Event driven image sensor boosts drone safety

Technology News |
By Nick Flaherty



Researchers in Switzerland and the Netherlands have used event driven image sensors to improve the safety of a multi-rotor autonomous drone. 

Once a motor fails, a drone can rotate uncontrollably, making navigation and stabilisation very difficult. Larger drones use GNSS satellite receivers to try to regain control of the system, but this is not practical for smaller aircraft.

“When one rotor fails, the drone begins to spin on itself like a ballerina,” said Davide Scaramuzza, head of the Robotics and Perception Group at UZH and of the Rescue Robotics Grand Challenge at NCCR Robotics, which funded the research. “This high-speed rotational motion causes standard controllers to fail unless the drone has access to very accurate position measurements.”

Instead, the technique developed by the researchers combine data from a standard camera with an event-driven camera sensor that only responds to changes in an image. These event driven, neuromorphic or spiking neural network sensors are being commercialised by companies such as Prophesee in France and Opteran in the UK. The team plans to release the technology as open source.

This is increasingly important with more autonomous drones being used for deliveries that have to operate safely in the event of a failure.

The research team developed algorithms that combine information from the two sensors and use it to track the quadrotor’s position relative to its surroundings. This enables the onboard computer to control the drone as it flies – and spins – with only three rotors.

Next: Event driven image sensor performance 


The researchers found that both types of cameras perform well in normal light conditions. “When illumination decreases, however, standard cameras begin to experience motion blur that ultimately disorients the drone and crashes it, whereas event cameras also work well in very low light,” said Sihao Sun, a researcher in Scaramuzza’s lab.

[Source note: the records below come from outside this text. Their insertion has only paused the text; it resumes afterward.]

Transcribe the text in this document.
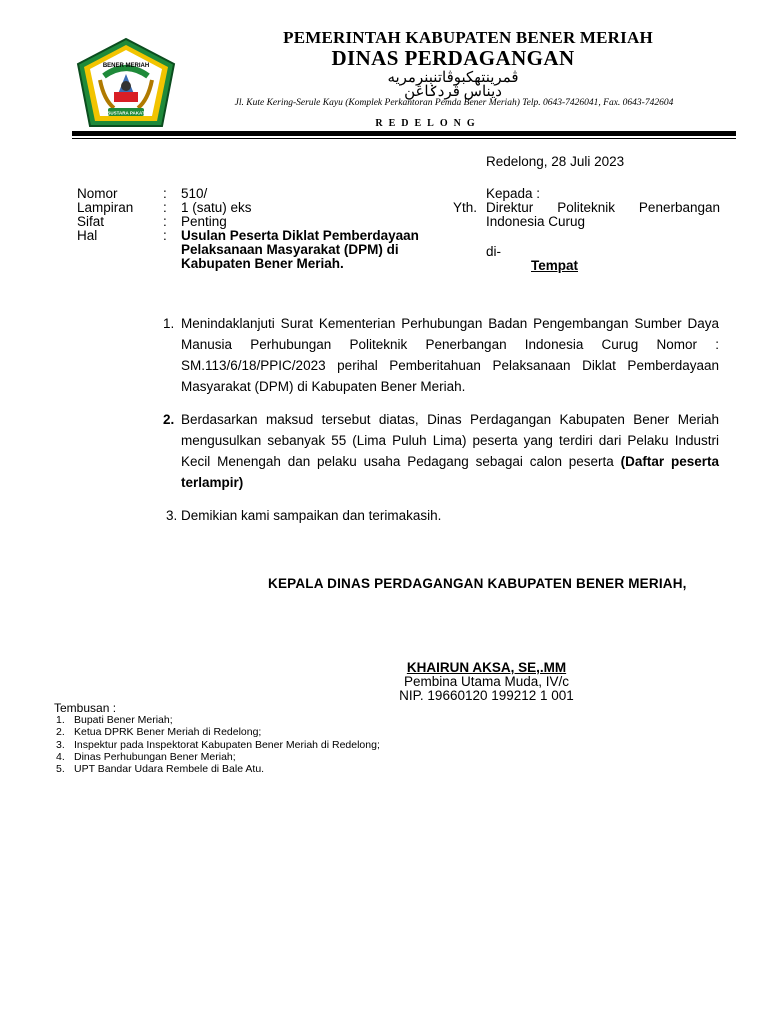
BENER MERIAH
SUSTARA PAKAT
PEMERINTAH KABUPATEN BENER MERIAH
DINAS PERDAGANGAN
ڤمرينتهكبوڤاتنبنرمريه
ديناس ڤردݢاڠن
Jl. Kute Kering-Serule Kayu (Komplek Perkantoran Pemda Bener Meriah) Telp. 0643-7426041, Fax. 0643-742604
REDELONG
Redelong, 28 Juli 2023
Nomor	:	510/
Lampiran	:	1 (satu) eks
Sifat	:	Penting
Hal	:	Usulan Peserta Diklat Pemberdayaan Pelaksanaan Masyarakat (DPM) di Kabupaten Bener Meriah.
Kepada :
Direktur Politeknik Penerbangan
Indonesia Curug
Yth.
di-
Tempat
1. Menindaklanjuti Surat Kementerian Perhubungan Badan Pengembangan Sumber Daya Manusia Perhubungan Politeknik Penerbangan Indonesia Curug Nomor : SM.113/6/18/PPIC/2023 perihal Pemberitahuan Pelaksanaan Diklat Pemberdayaan Masyarakat (DPM) di Kabupaten Bener Meriah.
2. Berdasarkan maksud tersebut diatas, Dinas Perdagangan Kabupaten Bener Meriah mengusulkan sebanyak 55 (Lima Puluh Lima) peserta yang terdiri dari Pelaku Industri Kecil Menengah dan pelaku usaha Pedagang sebagai calon peserta (Daftar peserta terlampir)
3. Demikian kami sampaikan dan terimakasih.
KEPALA DINAS PERDAGANGAN KABUPATEN BENER MERIAH,
KHAIRUN AKSA, SE,.MM
Pembina Utama Muda, IV/c
NIP. 19660120 199212 1 001
Tembusan :
1. Bupati Bener Meriah;
2. Ketua DPRK Bener Meriah di Redelong;
3. Inspektur pada Inspektorat Kabupaten Bener Meriah di Redelong;
4. Dinas Perhubungan Bener Meriah;
5. UPT Bandar Udara Rembele di Bale Atu.
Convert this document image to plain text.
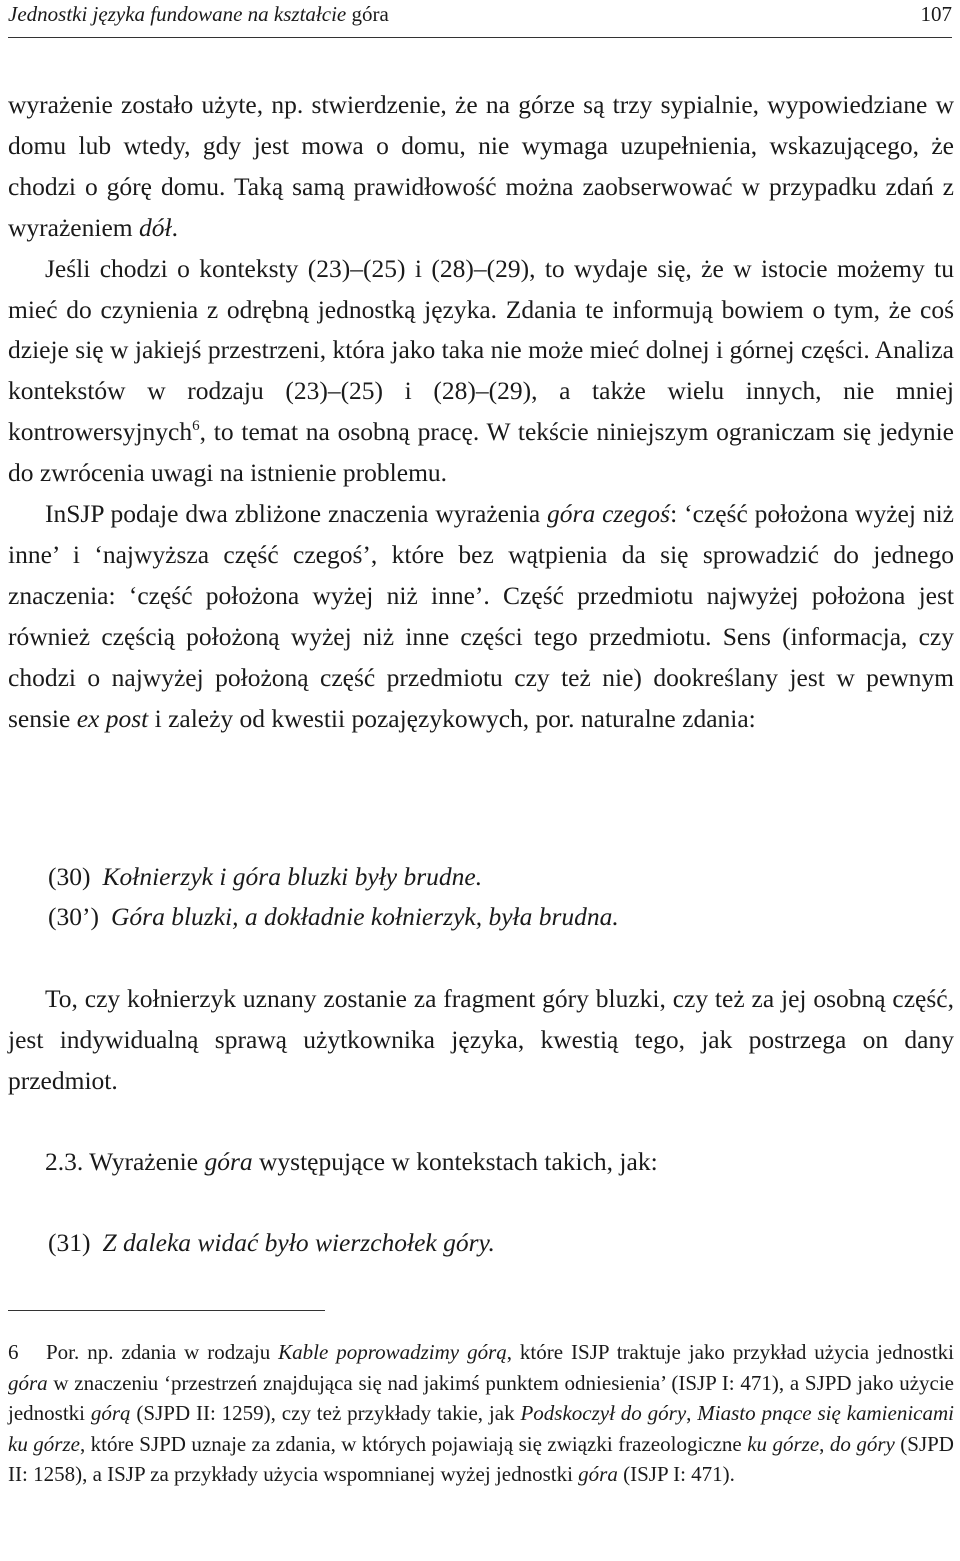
Jednostki języka fundowane na kształcie góra	107

wyrażenie zostało użyte, np. stwierdzenie, że na górze są trzy sypialnie, wypowiedziane w domu lub wtedy, gdy jest mowa o domu, nie wymaga uzupełnienia, wskazującego, że chodzi o górę domu. Taką samą prawidłowość można zaobserwować w przypadku zdań z wyrażeniem dół.

Jeśli chodzi o konteksty (23)–(25) i (28)–(29), to wydaje się, że w istocie możemy tu mieć do czynienia z odrębną jednostką języka. Zdania te informują bowiem o tym, że coś dzieje się w jakiejś przestrzeni, która jako taka nie może mieć dolnej i górnej części. Analiza kontekstów w rodzaju (23)–(25) i (28)–(29), a także wielu innych, nie mniej kontrowersyjnych$^6$, to temat na osobną pracę. W tekście niniejszym ograniczam się jedynie do zwrócenia uwagi na istnienie problemu.

InSJP podaje dwa zbliżone znaczenia wyrażenia góra czegoś: ‘część położona wyżej niż inne’ i ‘najwyższa część czegoś’, które bez wątpienia da się sprowadzić do jednego znaczenia: ‘część położona wyżej niż inne’. Część przedmiotu najwyżej położona jest również częścią położoną wyżej niż inne części tego przedmiotu. Sens (informacja, czy chodzi o najwyżej położoną część przedmiotu czy też nie) dookreślany jest w pewnym sensie ex post i zależy od kwestii pozajęzykowych, por. naturalne zdania:

(30) Kołnierzyk i góra bluzki były brudne.
(30’) Góra bluzki, a dokładnie kołnierzyk, była brudna.

To, czy kołnierzyk uznany zostanie za fragment góry bluzki, czy też za jej osobną część, jest indywidualną sprawą użytkownika języka, kwestią tego, jak postrzega on dany przedmiot.

2.3. Wyrażenie góra występujące w kontekstach takich, jak:

(31) Z daleka widać było wierzchołek góry.

6 Por. np. zdania w rodzaju Kable poprowadzimy górą, które ISJP traktuje jako przykład użycia jednostki góra w znaczeniu ‘przestrzeń znajdująca się nad jakimś punktem odniesienia’ (ISJP I: 471), a SJPD jako użycie jednostki górą (SJPD II: 1259), czy też przykłady takie, jak Podskoczył do góry, Miasto pnące się kamienicami ku górze, które SJPD uznaje za zdania, w których pojawiają się związki frazeologiczne ku górze, do góry (SJPD II: 1258), a ISJP za przykłady użycia wspomnianej wyżej jednostki góra (ISJP I: 471).
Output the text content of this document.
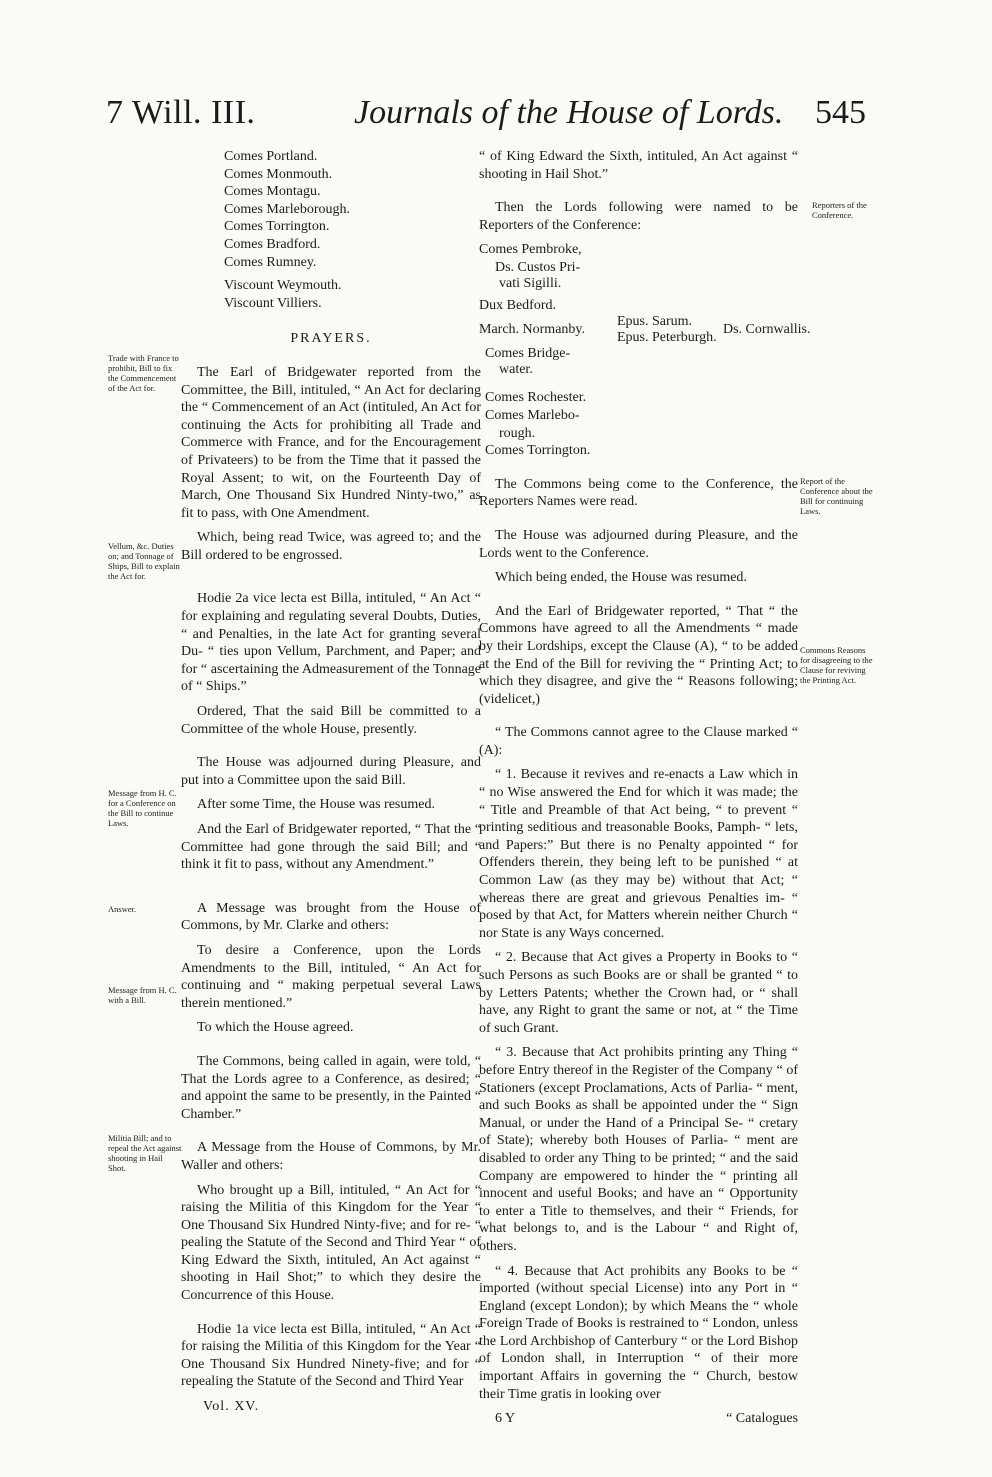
7 Will. III.	Journals of the House of Lords. 545
Trade with France to prohibit, Bill to fix the Commencement of the Act for.
Vellum, &c. Duties on; and Tonnage of Ships, Bill to explain the Act for.
Message from H. C. for a Conference on the Bill to continue Laws.
Answer.
Message from H. C. with a Bill.
Militia Bill; and to repeal the Act against shooting in Hail Shot.
Reporters of the Conference.
Report of the Conference about the Bill for continuing Laws.
Commons Reasons for disagreeing to the Clause for reviving the Printing Act.
Comes Portland.
Comes Monmouth.
Comes Montagu.
Comes Marleborough.
Comes Torrington.
Comes Bradford.
Comes Rumney.
Viscount Weymouth.
Viscount Villiers.
PRAYERS.

The Earl of Bridgewater reported from the Committee, the Bill, intituled, “ An Act for declaring the “ Commencement of an Act (intituled, An Act for continuing the Acts for prohibiting all Trade and Commerce with France, and for the Encouragement of Privateers) to be from the Time that it passed the Royal Assent; to wit, on the Fourteenth Day of March, One Thousand Six Hundred Ninty-two,” as fit to pass, with One Amendment.

Which, being read Twice, was agreed to; and the Bill ordered to be engrossed.

Hodie 2a vice lecta est Billa, intituled, “ An Act “ for explaining and regulating several Doubts, Duties, “ and Penalties, in the late Act for granting several Du- “ ties upon Vellum, Parchment, and Paper; and for “ ascertaining the Admeasurement of the Tonnage of “ Ships.”

Ordered, That the said Bill be committed to a Committee of the whole House, presently.

The House was adjourned during Pleasure, and put into a Committee upon the said Bill.

After some Time, the House was resumed.

And the Earl of Bridgewater reported, “ That the “ Committee had gone through the said Bill; and “ think it fit to pass, without any Amendment.”

A Message was brought from the House of Commons, by Mr. Clarke and others:

To desire a Conference, upon the Lords Amendments to the Bill, intituled, “ An Act for continuing and “ making perpetual several Laws therein mentioned.”

To which the House agreed.

The Commons, being called in again, were told, “ That the Lords agree to a Conference, as desired; “ and appoint the same to be presently, in the Painted “ Chamber.”

A Message from the House of Commons, by Mr. Waller and others:

Who brought up a Bill, intituled, “ An Act for “ raising the Militia of this Kingdom for the Year “ One Thousand Six Hundred Ninty-five; and for re- “ pealing the Statute of the Second and Third Year “ of King Edward the Sixth, intituled, An Act against “ shooting in Hail Shot;” to which they desire the Concurrence of this House.

Hodie 1a vice lecta est Billa, intituled, “ An Act “ for raising the Militia of this Kingdom for the Year “ One Thousand Six Hundred Ninety-five; and for “ repealing the Statute of the Second and Third Year

Vol. XV.

“ of King Edward the Sixth, intituled, An Act against “ shooting in Hail Shot.”

Then the Lords following were named to be Reporters of the Conference:

Comes Pembroke,
Ds. Custos Pri-
vati Sigilli.
Dux Bedford.
March. Normanby.
Epus. Sarum.
Epus. Peterburgh.
Ds. Cornwallis.
Comes Bridge-
water.
Comes Rochester.
Comes Marlebo-
rough.
Comes Torrington.

The Commons being come to the Conference, the Reporters Names were read.

The House was adjourned during Pleasure, and the Lords went to the Conference.

Which being ended, the House was resumed.

And the Earl of Bridgewater reported, “ That “ the Commons have agreed to all the Amendments “ made by their Lordships, except the Clause (A), “ to be added at the End of the Bill for reviving the “ Printing Act; to which they disagree, and give the “ Reasons following; (videlicet,)

“ The Commons cannot agree to the Clause marked “ (A):

“ 1. Because it revives and re-enacts a Law which in “ no Wise answered the End for which it was made; the “ Title and Preamble of that Act being, “ to prevent “ printing seditious and treasonable Books, Pamph- “ lets, and Papers:” But there is no Penalty appointed “ for Offenders therein, they being left to be punished “ at Common Law (as they may be) without that Act; “ whereas there are great and grievous Penalties im- “ posed by that Act, for Matters wherein neither Church “ nor State is any Ways concerned.

“ 2. Because that Act gives a Property in Books to “ such Persons as such Books are or shall be granted “ to by Letters Patents; whether the Crown had, or “ shall have, any Right to grant the same or not, at “ the Time of such Grant.

“ 3. Because that Act prohibits printing any Thing “ before Entry thereof in the Register of the Company “ of Stationers (except Proclamations, Acts of Parlia- “ ment, and such Books as shall be appointed under the “ Sign Manual, or under the Hand of a Principal Se- “ cretary of State); whereby both Houses of Parlia- “ ment are disabled to order any Thing to be printed; “ and the said Company are empowered to hinder the “ printing all innocent and useful Books; and have an “ Opportunity to enter a Title to themselves, and their “ Friends, for what belongs to, and is the Labour “ and Right of, others.

“ 4. Because that Act prohibits any Books to be “ imported (without special License) into any Port in “ England (except London); by which Means the “ whole Foreign Trade of Books is restrained to “ London, unless the Lord Archbishop of Canterbury “ or the Lord Bishop of London shall, in Interruption “ of their more important Affairs in governing the “ Church, bestow their Time gratis in looking over

6 Y	“ Catalogues
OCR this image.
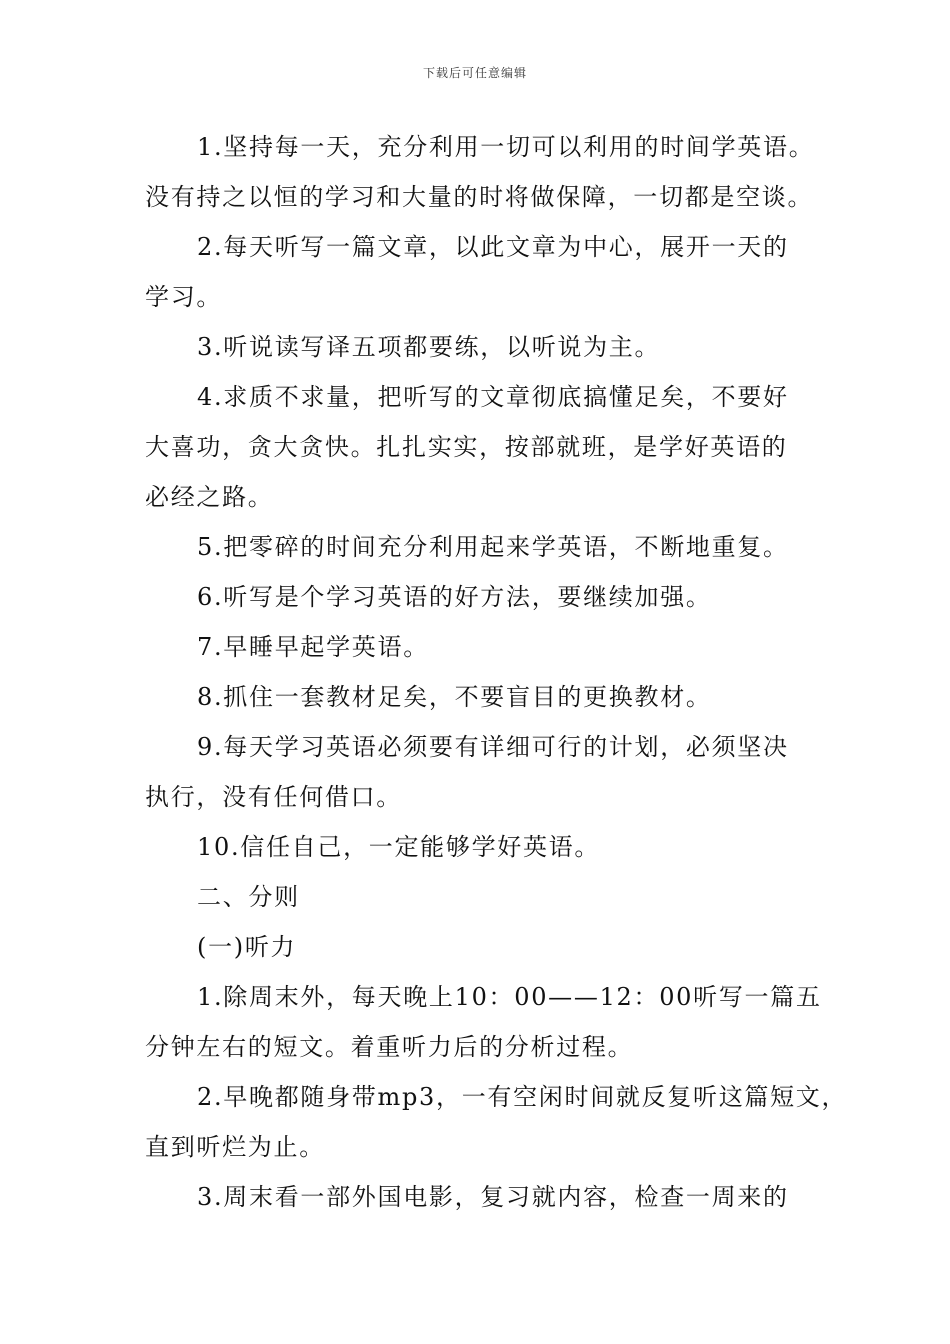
下载后可任意编辑

1.坚持每一天，充分利用一切可以利用的时间学英语。

没有持之以恒的学习和大量的时将做保障，一切都是空谈。

2.每天听写一篇文章，以此文章为中心，展开一天的

学习。

3.听说读写译五项都要练，以听说为主。

4.求质不求量，把听写的文章彻底搞懂足矣，不要好

大喜功，贪大贪快。扎扎实实，按部就班，是学好英语的

必经之路。

5.把零碎的时间充分利用起来学英语，不断地重复。

6.听写是个学习英语的好方法，要继续加强。

7.早睡早起学英语。

8.抓住一套教材足矣，不要盲目的更换教材。

9.每天学习英语必须要有详细可行的计划，必须坚决

执行，没有任何借口。

10.信任自己，一定能够学好英语。

二、分则

(一)听力

1.除周末外，每天晚上10：00——12：00听写一篇五

分钟左右的短文。着重听力后的分析过程。

2.早晚都随身带mp3，一有空闲时间就反复听这篇短文，

直到听烂为止。

3.周末看一部外国电影，复习就内容，检查一周来的
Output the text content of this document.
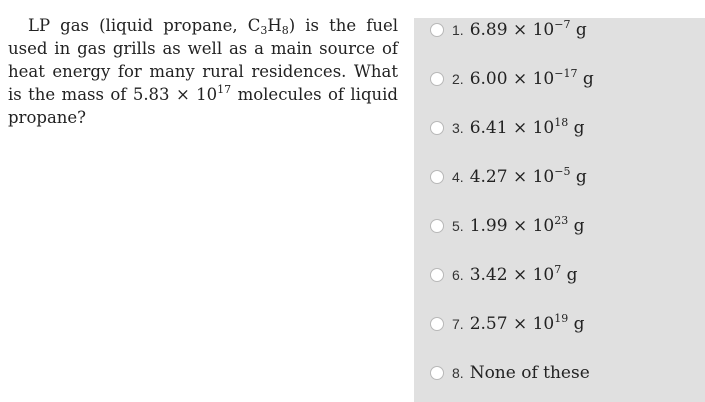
LP gas (liquid propane, $C_3H_8$) is the fuel used in gas grills as well as a main source of heat energy for many rural residences. What is the mass of $5.83 \times 10^{17}$ molecules of liquid propane?
1. $6.89 \times 10^{-7}$ g
2. $6.00 \times 10^{-17}$ g
3. $6.41 \times 10^{18}$ g
4. $4.27 \times 10^{-5}$ g
5. $1.99 \times 10^{23}$ g
6. $3.42 \times 10^7$ g
7. $2.57 \times 10^{19}$ g
8. None of these
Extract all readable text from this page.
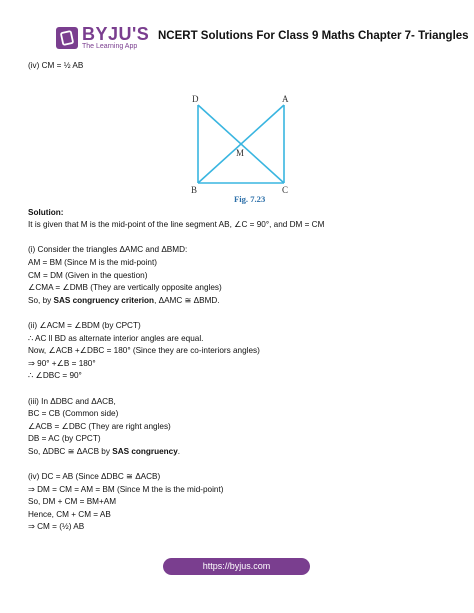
BYJU'S
The Learning App
NCERT Solutions For Class 9 Maths Chapter 7- Triangles
(iv) CM = ½ AB
D	A
M
B	C
Fig. 7.23
Solution:
It is given that M is the mid-point of the line segment AB, ∠C = 90°, and DM = CM
(i) Consider the triangles ΔAMC and ΔBMD:
AM = BM (Since M is the mid-point)
CM = DM (Given in the question)
∠CMA = ∠DMB (They are vertically opposite angles)
So, by SAS congruency criterion, ΔAMC ≅ ΔBMD.
(ii) ∠ACM = ∠BDM (by CPCT)
∴ AC ll BD as alternate interior angles are equal.
Now, ∠ACB +∠DBC = 180° (Since they are co-interiors angles)
⇒ 90° +∠B = 180°
∴ ∠DBC = 90°
(iii) In ΔDBC and ΔACB,
BC = CB (Common side)
∠ACB = ∠DBC (They are right angles)
DB = AC (by CPCT)
So, ΔDBC ≅ ΔACB by SAS congruency.
(iv) DC = AB (Since ΔDBC ≅ ΔACB)
⇒ DM = CM = AM = BM (Since M the is the mid-point)
So, DM + CM = BM+AM
Hence, CM + CM = AB
⇒ CM = (½) AB
https://byjus.com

“State-of-art flight controllers can stabilize and control a quadrotor even when subjected to the complete loss of a rotor. However, these methods rely on external sensors, such as GPS or motion capture systems, for state estimation. To the best of our knowledge, this has not yet been achieved with onboard sensors,” he said.

The primary challenge of this problem stems from the inevitable high-speed yaw rotation (over 20 rad/s), causing motion blur to cameras, which is a problem for visual inertial odometry (VIO). The high dynamic range and high temporal resolution of the event-based camera.

“Experimental validations show that our approach is able to accurately control the position of a quadrotor during a motor failure scenario. We believe our approach will render autonomous quadrotors safer in both GPS denied or degraded environments,” said Sun.

The team plans to release both controller and the VIO algorithm as fully open source.